According to the present invention, in the DJ system that calculates the control value of the control factor that is controlled according to the fresh air amount introduced into the engine, such as the fuel injection amount and the ignition timing, from the intake pipe pressure and the engine speed, the intake system The pipe is equipped with oxygen detection means for detecting the oxygen partial pressure, and when the gas other than fresh air is not introduced, it is actually detected as the value of the reference oxygen partial pressure assumed from the intake pressure and the engine speed. By correcting the control value based on the difference with the oxygen partial pressure value, it is possible to perform accurate engine control regardless of the influence of gases other than new gas.

[Brief description of drawings]

FIG. 1 is a diagram showing the configuration of the present invention. FIG. 2 is an overall configuration diagram of an embodiment of the present invention. FIG. 3 is a sectional view of an intake oxygen sensor for measuring the oxygen partial pressure in the intake pipe. FIG. 4 is a characteristic diagram of oxygen partial pressure with respect to the total pressure of the oxygen sensor of FIG. 5 and 6 are flowcharts of the fuel injection routine. FIG. 7 is a graph showing the relationship between the oxygen partial pressure and the fuel injection amount correction coefficient.
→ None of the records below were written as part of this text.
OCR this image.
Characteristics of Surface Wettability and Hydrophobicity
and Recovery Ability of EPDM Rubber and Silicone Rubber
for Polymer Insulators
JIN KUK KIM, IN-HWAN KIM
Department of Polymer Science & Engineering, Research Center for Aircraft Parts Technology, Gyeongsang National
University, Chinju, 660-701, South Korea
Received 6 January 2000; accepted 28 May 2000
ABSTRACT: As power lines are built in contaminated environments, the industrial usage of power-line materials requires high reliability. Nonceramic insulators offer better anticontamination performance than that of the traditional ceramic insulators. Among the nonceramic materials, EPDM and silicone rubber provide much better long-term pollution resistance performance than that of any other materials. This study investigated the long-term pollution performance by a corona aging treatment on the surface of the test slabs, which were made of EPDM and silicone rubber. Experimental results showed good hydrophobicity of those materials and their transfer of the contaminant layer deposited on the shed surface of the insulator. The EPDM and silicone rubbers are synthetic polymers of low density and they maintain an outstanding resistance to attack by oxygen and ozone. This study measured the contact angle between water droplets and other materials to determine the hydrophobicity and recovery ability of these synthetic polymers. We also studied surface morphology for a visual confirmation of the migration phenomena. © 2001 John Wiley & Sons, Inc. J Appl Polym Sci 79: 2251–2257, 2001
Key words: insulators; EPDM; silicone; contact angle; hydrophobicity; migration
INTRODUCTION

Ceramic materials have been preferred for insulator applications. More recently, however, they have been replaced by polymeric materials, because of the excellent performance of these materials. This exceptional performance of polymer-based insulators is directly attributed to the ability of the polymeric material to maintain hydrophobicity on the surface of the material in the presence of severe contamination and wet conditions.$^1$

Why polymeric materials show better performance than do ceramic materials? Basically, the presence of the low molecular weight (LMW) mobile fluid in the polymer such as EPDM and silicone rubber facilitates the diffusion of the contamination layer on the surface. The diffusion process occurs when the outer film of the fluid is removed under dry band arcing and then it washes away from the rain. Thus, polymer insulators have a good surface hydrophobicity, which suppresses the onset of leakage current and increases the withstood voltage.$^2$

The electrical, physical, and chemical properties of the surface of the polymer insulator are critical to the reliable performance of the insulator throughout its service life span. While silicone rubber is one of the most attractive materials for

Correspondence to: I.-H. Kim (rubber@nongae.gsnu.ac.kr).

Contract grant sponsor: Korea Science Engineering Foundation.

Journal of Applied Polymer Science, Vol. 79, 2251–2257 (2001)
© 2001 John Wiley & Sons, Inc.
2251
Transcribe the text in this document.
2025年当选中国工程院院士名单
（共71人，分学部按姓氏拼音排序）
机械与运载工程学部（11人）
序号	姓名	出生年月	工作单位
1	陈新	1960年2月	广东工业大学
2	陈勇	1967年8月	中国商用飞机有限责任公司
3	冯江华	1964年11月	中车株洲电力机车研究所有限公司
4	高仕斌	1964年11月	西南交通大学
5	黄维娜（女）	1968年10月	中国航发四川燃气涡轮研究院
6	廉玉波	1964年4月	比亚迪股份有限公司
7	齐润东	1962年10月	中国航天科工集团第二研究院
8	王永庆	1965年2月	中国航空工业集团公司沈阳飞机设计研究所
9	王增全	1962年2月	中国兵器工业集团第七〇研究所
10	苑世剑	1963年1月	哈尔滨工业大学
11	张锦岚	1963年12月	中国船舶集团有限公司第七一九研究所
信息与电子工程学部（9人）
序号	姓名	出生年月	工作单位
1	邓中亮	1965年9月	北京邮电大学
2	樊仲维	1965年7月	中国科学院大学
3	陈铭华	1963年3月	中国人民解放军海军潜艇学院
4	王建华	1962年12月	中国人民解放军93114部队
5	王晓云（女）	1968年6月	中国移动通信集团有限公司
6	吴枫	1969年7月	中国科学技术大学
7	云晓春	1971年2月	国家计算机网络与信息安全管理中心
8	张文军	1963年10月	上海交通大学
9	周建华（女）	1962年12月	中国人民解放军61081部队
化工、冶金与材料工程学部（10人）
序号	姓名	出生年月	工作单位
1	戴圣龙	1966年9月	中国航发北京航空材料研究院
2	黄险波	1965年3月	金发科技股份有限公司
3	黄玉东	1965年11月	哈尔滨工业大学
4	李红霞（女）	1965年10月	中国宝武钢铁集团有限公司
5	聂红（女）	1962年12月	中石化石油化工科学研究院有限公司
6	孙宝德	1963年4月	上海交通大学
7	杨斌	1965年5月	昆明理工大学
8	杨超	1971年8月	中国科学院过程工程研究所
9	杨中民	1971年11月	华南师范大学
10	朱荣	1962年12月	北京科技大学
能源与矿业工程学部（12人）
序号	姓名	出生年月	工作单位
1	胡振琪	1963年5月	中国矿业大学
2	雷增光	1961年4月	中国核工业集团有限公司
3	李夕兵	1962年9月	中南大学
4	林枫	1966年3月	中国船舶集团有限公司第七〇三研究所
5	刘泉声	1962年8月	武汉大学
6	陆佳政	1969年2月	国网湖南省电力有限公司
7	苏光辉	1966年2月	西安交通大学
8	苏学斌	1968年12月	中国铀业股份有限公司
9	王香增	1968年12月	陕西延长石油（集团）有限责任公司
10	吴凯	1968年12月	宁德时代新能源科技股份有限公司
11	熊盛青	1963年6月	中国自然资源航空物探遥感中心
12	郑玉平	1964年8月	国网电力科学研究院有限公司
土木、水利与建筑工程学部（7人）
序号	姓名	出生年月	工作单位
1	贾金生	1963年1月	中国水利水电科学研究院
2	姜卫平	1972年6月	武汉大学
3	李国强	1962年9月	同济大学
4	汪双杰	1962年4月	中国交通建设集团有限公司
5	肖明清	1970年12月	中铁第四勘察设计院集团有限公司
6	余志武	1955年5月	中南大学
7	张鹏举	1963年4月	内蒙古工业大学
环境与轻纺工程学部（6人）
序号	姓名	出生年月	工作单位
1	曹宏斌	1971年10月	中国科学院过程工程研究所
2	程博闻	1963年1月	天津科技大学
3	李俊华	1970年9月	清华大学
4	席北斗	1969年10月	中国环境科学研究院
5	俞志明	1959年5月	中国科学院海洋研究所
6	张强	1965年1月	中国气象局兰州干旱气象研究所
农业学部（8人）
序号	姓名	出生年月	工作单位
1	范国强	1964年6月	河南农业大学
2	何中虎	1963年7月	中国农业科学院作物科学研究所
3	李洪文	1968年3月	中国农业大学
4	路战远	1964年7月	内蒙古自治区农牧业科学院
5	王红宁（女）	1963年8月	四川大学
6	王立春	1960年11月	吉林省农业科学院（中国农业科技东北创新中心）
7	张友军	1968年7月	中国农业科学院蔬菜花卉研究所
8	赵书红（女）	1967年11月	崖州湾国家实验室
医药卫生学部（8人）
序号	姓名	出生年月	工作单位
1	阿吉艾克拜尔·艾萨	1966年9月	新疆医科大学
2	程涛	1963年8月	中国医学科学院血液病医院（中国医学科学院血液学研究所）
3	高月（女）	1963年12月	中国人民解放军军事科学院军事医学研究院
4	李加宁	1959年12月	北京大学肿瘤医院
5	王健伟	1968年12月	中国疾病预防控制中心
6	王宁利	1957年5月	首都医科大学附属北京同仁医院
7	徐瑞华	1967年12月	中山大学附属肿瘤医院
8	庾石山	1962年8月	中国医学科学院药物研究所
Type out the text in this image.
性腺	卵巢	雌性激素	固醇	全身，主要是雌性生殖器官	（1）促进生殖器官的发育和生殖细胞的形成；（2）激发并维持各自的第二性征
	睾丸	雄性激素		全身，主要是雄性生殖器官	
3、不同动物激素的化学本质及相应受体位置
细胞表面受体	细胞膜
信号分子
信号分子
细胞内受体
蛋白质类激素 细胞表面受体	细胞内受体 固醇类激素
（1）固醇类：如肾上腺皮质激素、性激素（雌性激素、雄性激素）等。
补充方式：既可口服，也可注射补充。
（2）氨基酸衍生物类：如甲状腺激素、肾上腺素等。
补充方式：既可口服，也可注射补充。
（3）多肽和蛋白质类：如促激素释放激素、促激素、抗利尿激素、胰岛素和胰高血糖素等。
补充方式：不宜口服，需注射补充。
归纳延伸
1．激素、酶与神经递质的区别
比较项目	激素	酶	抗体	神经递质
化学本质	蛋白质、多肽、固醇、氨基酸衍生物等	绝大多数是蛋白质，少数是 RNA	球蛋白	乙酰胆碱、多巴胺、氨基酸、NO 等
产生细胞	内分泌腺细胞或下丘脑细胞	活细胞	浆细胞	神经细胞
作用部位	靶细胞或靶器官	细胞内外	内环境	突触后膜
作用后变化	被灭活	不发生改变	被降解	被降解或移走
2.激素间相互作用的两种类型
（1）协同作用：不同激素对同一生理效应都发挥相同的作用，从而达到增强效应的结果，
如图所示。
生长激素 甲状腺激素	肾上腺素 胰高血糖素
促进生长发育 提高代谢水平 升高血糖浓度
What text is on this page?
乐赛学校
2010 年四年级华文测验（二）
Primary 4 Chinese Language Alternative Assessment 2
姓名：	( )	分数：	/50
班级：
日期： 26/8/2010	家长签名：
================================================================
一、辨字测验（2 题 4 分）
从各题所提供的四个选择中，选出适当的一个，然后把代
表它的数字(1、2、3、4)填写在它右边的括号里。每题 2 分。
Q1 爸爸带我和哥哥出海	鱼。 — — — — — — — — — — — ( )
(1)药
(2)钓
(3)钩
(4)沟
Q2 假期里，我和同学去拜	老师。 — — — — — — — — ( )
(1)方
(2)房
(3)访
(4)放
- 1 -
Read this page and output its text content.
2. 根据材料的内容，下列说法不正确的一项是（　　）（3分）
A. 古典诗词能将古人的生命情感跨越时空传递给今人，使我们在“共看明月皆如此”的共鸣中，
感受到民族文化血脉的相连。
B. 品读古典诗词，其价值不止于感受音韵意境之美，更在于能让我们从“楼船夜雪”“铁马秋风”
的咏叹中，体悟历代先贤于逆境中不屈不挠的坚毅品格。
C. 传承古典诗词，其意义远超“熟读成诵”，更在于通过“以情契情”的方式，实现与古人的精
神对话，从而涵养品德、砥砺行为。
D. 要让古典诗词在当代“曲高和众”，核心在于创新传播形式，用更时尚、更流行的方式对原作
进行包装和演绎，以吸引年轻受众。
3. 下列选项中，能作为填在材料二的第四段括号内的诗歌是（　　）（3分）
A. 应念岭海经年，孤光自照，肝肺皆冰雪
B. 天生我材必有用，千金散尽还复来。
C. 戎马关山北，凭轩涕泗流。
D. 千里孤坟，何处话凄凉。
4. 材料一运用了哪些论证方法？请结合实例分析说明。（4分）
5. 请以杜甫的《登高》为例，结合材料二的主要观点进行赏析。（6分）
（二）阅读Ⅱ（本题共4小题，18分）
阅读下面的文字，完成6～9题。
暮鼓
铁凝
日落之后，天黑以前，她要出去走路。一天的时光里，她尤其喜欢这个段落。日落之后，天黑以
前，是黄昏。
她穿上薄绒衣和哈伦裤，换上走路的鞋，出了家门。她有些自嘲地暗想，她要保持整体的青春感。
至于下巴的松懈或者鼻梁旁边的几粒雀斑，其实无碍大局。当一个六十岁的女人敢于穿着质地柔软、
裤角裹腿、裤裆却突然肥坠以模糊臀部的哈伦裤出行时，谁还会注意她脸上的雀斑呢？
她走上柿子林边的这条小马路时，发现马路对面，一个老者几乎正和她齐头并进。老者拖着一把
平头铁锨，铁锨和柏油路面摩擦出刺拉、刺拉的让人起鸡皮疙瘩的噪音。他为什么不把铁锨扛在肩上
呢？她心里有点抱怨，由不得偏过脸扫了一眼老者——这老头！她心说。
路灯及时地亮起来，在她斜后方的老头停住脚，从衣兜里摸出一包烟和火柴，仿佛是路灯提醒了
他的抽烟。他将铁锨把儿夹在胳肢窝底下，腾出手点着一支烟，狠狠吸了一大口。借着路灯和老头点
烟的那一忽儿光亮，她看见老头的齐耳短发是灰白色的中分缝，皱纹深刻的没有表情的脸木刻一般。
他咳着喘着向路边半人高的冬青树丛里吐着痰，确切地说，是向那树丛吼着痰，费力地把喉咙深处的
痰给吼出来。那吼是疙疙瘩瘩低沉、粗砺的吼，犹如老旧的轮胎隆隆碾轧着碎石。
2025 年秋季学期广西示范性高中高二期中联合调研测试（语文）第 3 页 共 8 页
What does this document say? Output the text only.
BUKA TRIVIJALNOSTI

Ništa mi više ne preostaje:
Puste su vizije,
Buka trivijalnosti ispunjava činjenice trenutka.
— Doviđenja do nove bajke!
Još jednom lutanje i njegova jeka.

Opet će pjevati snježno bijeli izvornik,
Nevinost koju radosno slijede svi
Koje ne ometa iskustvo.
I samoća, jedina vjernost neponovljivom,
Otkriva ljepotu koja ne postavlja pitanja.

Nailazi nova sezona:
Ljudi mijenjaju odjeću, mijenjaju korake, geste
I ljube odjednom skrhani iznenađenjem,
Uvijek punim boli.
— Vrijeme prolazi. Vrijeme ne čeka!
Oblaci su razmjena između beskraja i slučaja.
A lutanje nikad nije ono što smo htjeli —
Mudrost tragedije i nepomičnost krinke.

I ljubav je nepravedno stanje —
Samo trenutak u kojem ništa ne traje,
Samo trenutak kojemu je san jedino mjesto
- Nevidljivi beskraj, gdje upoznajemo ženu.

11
FIG. 8 is a view for explaining the timing of fuel injection operation. 18 ... Combustion chamber 20 ... Spark plug 30 ... Ignition device 31 ... Intake pipe 32 ... Surge tank 34 ... Throttle valve 38 ... Turbocharger 42 ... Fuel injector 44 ... Exhaust manifold 48 ... EGR valve 54 ... Control circuit 55 ... Intake pipe pressure sensor 64 ... Water temperature sensor 66 ... Intake air temperature sensor 68 ... Exhaust side oxygen sensor 70 ... Intake side oxygen sensor

Claims (1)

[Claims] Claim: What is claimed is: 1. An engine speed detecting means for detecting a speed of an internal combustion engine; an intake pipe pressure detecting means for detecting an intake pipe pressure, which is arranged in an intake system downstream of a throttle valve of the internal combustion engine; A control device for an internal combustion engine, which is arranged in an intake system downstream of a valve and has an oxygen detecting means for detecting an oxygen partial pressure in all gases sucked into the engine, the engine being detected by the rotational speed detecting means. Control value calculating means for calculating a control value of a control factor for controlling the internal combustion engine based on the rotational speed and the intake pipe pressure detected by the intake pipe pressure detecting means, and a gas other than fresh air is not introduced into the engine. A reference oxygen partial pressure calculation means for calculating the value of the reference oxygen partial pressure assumed based on the engine speed and the intake pipe pressure; and an oxygen partial pressure calculated by the reference oxygen partial pressure calculation means, Oxygen detection means Correction means for correcting the calculated control value based on the difference from the actual detected oxygen partial pressure, and control factor control means for controlling the control factor by the corrected control value. Control device for internal combustion engine.